At oral argument, Stanford lawprof Pamela Karlan stood on behalf of the two gay men who sought the protections of Title VII against sex discrimination. One was Zarda. The other Bostock. Going into this argument, the question was whether the word “sex” (which all concede was never intended to mean “sexual orientation” at the time enacted, and all similarly concede has been subject to continuous efforts to expand the law to include sexual orientation, but has been refused by Congress) should be expanded to mean sexual orientation. That was a dubious policy stretch.
What’s Karlan to do?
But if you’re a real textualist, all of that is beside the point. As Pamela Karlan, the lawyer for the two gay men at the center of the first half of Tuesday’s session, put it in her straightforward first few minutes at the podium, Title VII as it exists today resolves the case:
When an employer fires a male employee for dating men but does not fire female employees who date men, he violates Title VII. The employer has, in the words of Section 703(a), discriminated against the man because he treats that man worse than women who want to do the same thing. And that discrimination is because of sex, again in the words of Section 703(a), because the adverse employment action is based on the male employee’s failure to conform to a particular expectation about how men should behave; namely, that men should be attracted only to women and not to men.

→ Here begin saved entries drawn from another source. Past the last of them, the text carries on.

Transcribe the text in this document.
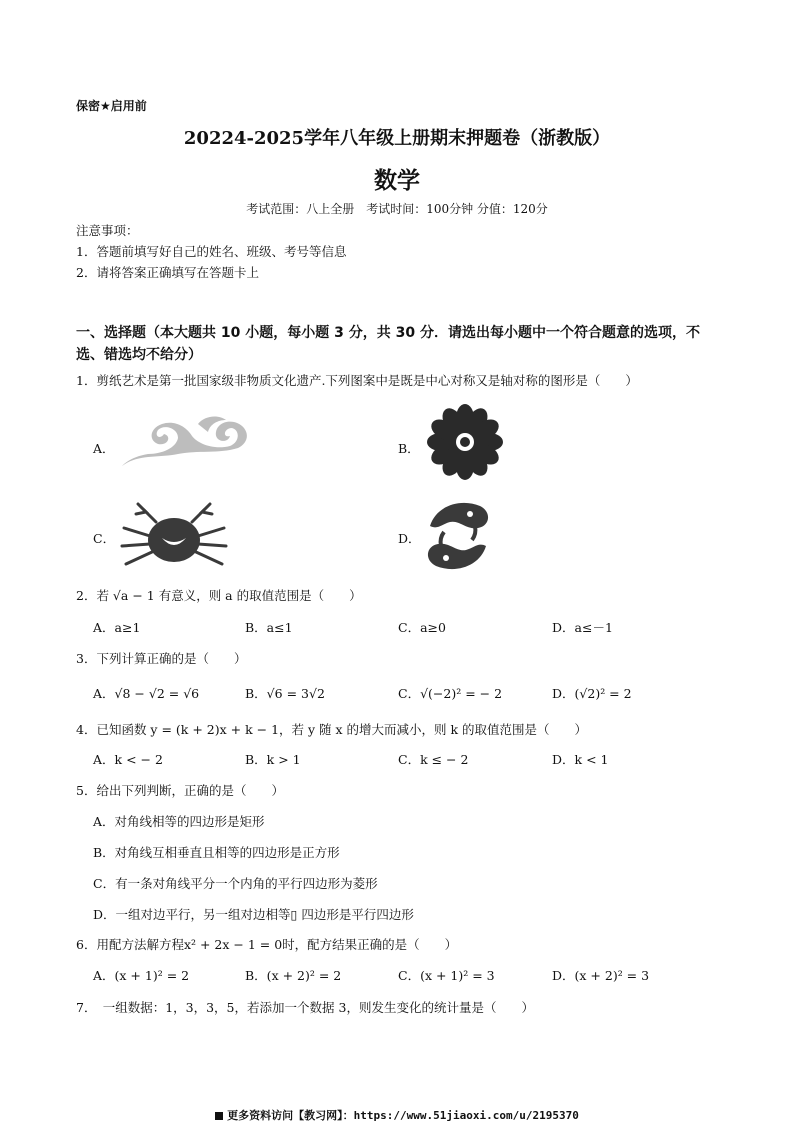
保密★启用前
20224-2025学年八年级上册期末押题卷（浙教版）
数学
考试范围：八上全册　考试时间：100分钟 分值：120分
注意事项：
1．答题前填写好自己的姓名、班级、考号等信息
2．请将答案正确填写在答题卡上
一、选择题（本大题共 10 小题，每小题 3 分，共 30 分．请选出每小题中一个符合题意的选项，不选、错选均不给分）
1．剪纸艺术是第一批国家级非物质文化遗产.下列图案中是既是中心对称又是轴对称的图形是（　　）
A．	B．
C．	D．
2．若 √a − 1 有意义，则 a 的取值范围是（　　）
A．a≥1	B．a≤1	C．a≥0	D．a≤－1
3．下列计算正确的是（　　）
A．√8 − √2 = √6	B．√6 = 3√2	C．√(−2)² = − 2	D．(√2)² = 2
4．已知函数 y = (k + 2)x + k − 1，若 y 随 x 的增大而减小，则 k 的取值范围是（　　）
A．k < − 2	B．k > 1	C．k ≤ − 2	D．k < 1
5．给出下列判断，正确的是（　　）
A．对角线相等的四边形是矩形
B．对角线互相垂直且相等的四边形是正方形
C．有一条对角线平分一个内角的平行四边形为菱形
D．一组对边平行，另一组对边相等▯ 四边形是平行四边形
6．用配方法解方程x² + 2x − 1 = 0时，配方结果正确的是（　　）
A．(x + 1)² = 2	B．(x + 2)² = 2	C．(x + 1)² = 3	D．(x + 2)² = 3
7．　一组数据：1，3，3，5，若添加一个数据 3，则发生变化的统计量是（　　）
更多资料访问【教习网】：https://www.51jiaoxi.com/u/2195370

As strong as the hope for change might be, that the Supreme Court would redefine the word “sex” to mean something Congress never meant it to mean, and didn’t mean at the time the word was put into the law books, because the meaning of “sex” has morphed into gender, which morphed into an expansive view of who should be protected from discrimination, Karlan was quietly brilliant in her argument.
The argument made was not that the word “sex” meant sexual orientation, but a recognition of Justice Scalia’s admonition in Oncale v. Sundowner.
The critical issue, Title VII’s text indicates, is whether members of one sex are exposed to disadvantageous terms or conditions of employment to which members of the other sex are not exposed.
Karlan’s argument did not rely on the parade of horribles for gays, whether as employees or in society at large, but in the old school approach to sex discrimination, sticking with the word as written, even as intended, and applying it to a straightforward fact pattern. If it’s fine for a woman to do something, then it can’t be disadvantageous for a man to do the same thing.
That Congress has failed miserably in addressing the fact that society has finally begun to move beyond giving a damn about whom adults find sexually attractive, and the widespread acceptance of gay marriage after Obergefell — another example of SCOTUS doing the dirty work for Congress — makes that plain, puts the onus on lawfare and the courts to fix a gaping hole in discrimination law.
But Pam Karlan? She was brilliant, not merely in framing her argument beyond the limits of gay rights, as the same contention applies to any disadvantage imposed whether it’s because someone is gay or vegan or enjoys sheep in sheer stockings.
The Supreme Court may yet decide the question of whether “sex” under Title VII includes sexual orientation, and with it the panoply of collateral issues dependent upon the definition of sex that permeates the Civil Rights Act of 1964 and the ancillary laws, such as the Pregnancy Discrimination Act, the followed.
But even if the Court goes nowhere near the morass of problems that remain from Congress’ neglect, Pam Karlan made the argument that surpasses sexual orientation and provides the Court with a means to achieve the outcome her clients seek regardless. This may have been a case for a cause, but Karlan mounted an argument for her clients. And it shouldn’t matter whether her clients were gay; they were still discriminated against because of their sex. That’s the point.